仿佛被人兜头浇下一盆冰水,霍世鸣浑身一颤,低下头来,露出顺服之态。

“臣,叩谢皇恩。”

***

这场气氛微妙古怪的大朝会,在霍世鸣领旨谢恩后,终于落下帷幕。

霍翎回到兴泰殿,刚要开始处理政务,就有宫人进来禀报,说是陆杭求见。

陆杭步伐稳健,面带喜色,嘴里却抱怨起来:“娘娘,我这把老骨头,原本是想在礼部上告老还乡的,您怎么突然把我调去吏部了。”

霍翎打量他几眼,真心实意道:“陆卿还没到能称老骨头的时候。”

陆杭一向懂得保养,明明已是六十好几的人,望之不过五十上下。

陆杭颇有些受宠若惊。

霍翎看他高兴,也乐意多说几句:“朝中上上下下,论资历,论能力,就没有比你更适合当吏部尚书的人了。陆卿总不能叫我退而求其次吧。”

陆杭愈发心花怒放。

对比另外两个辅政大臣,一个被贬出京,一个被逼致仕,他不仅平平安安待在任上,还更进了一步,陆杭委实是觉得自己运道好。

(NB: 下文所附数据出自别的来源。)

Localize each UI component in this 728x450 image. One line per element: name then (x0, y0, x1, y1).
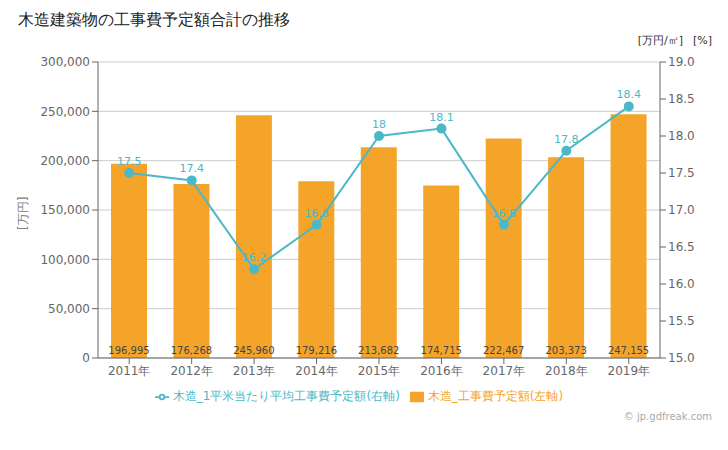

他敢拍着胸口保证,文盛安和陈浩言那两个老古板,绝对没有从娘娘口中听到过这样的夸奖。

不过陆杭嘴上还是很谦虚:“朝中俊杰辈出,我不服老都不行了。吏部如今一团乱麻,我只怕自己辜负了娘娘的期许。”

这也是实话。

文盛安在吏部经营多年,根基深厚,如今文盛安一倒,吏部官员也开始大洗牌。

想要把吏部彻底理顺,不仅需要时间,还需要精力。

而陆杭最欠缺的,就是时间与精力。

霍翎道:“你只管坐镇吏部,剩下的事情,原也无需你亲自出马,交给年轻人来办就行了。”

陆杭眸光一闪,想到已经先一步被任命为吏部右侍郎的宋叙,明白了娘娘的意思。

宋叙原本就是在他手底下干活的,如今两人都到了吏部,他指派起宋叙来也很顺手。

眼下已是年底,礼部要忙着筹备祭祀事宜,事务繁杂,未免祭祀大典出任何差错,陆杭肯定要站好最后一班岗,等到过完年再离开礼部。

霍翎顺便和陆杭聊了聊祭祀的事情,才打发陆杭离开。

其实她将陆杭调去吏部,还有另一个不曾挑明,彼此却心照不宣的原因——

她要展示她对陆杭的器重与厚待。

连着打压了两位辅政大臣,剩下那一位对她毫无威胁,自然要好好施恩,以安人心。

处理完公务,又用了些东西,霍翎让无墨陪她四处走走。